3. What are prerequisite gates?
Prerequisite gates are minimum score thresholds on specific dimensions that must be passed before a tier upgrade can register. They prevent a system from racking up points on easy dimensions while skipping the hard ones. For example, you cannot reach Tier 3 without at least a minimum level of asynchronous communication.
4. Why are some evidence items marked as "limiting factors" instead of "positive signals"?
Evidence describing an absent capability ("No containerisation detected", "Monolithic architecture pattern", "Single database category") is a limiting factor for scalability, even when the underlying detection is highly confident. The UI separates positive contributions from limiting factors so that the path to improvement is obvious at a glance.
5. How does the platform handle organisations with many repositories?
CodeDD scores each repository independently and then aggregates to a portfolio profile using weighted averages (weighted by component count and lines of code). It also builds a cross-repository component graph to detect coupling between repositories, which influences the organisation-level tier. The weakest critical repository constrains the portfolio tier through the same gate mechanism applied at the individual-repository level.
6. What is the safe growth factor?
The safe growth factor is the multiple by which traffic, users, or throughput can grow before the platform is expected to hit a serious bottleneck. It is derived from the Operational Index and then capped at the Architecture Tier's growth ceiling. It gives boards and investors a concrete, defensible number for financial modelling.

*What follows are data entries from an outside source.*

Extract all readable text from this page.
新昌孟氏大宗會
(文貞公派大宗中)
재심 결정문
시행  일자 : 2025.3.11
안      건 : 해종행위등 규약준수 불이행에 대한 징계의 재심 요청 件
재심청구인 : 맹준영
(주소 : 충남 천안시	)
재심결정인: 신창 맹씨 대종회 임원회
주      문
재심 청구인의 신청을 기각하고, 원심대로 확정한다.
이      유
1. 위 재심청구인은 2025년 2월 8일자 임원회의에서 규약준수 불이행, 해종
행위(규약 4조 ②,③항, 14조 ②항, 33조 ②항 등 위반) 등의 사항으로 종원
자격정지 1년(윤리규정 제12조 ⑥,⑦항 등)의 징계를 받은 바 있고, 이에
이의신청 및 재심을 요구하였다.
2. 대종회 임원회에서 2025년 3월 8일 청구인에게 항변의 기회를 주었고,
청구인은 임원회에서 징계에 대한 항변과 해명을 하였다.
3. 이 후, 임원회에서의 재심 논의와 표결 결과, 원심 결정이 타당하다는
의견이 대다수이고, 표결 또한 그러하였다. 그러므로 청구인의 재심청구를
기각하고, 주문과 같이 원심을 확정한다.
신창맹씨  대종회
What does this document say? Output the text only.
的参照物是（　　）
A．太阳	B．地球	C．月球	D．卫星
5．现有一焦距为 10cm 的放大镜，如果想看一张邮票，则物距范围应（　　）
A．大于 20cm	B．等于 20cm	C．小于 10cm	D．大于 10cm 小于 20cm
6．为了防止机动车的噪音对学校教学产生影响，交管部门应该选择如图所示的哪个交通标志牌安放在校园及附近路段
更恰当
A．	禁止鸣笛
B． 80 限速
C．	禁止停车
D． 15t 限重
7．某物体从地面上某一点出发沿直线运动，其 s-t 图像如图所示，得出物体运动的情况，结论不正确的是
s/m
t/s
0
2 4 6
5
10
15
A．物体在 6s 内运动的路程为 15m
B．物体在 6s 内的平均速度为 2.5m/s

7. How do I know what to improve first?
Every dimension card surfaces a specific, tier-appropriate recommendation and a point gap to the next prerequisite gate and to the next tier centroid. Prioritise gates first (they unlock the tier upgrade) and centroids second (they mature the system within the tier). The dashboard also shows a cross-dimension gate overview so that engineering leaders can sequence a quarterly roadmap against the actual upgrade path.
8. Did EY develop this framework?
The five-tier archetype taxonomy — tier names, characteristics, example architectures, example platforms — was developed in collaboration with EY. CodeDD implemented the scoring, banding, gate, penalty-cap, and Operational Index layers on top of that taxonomy, along with the evidence-collection and portfolio-aggregation machinery that turns a repository into a tier.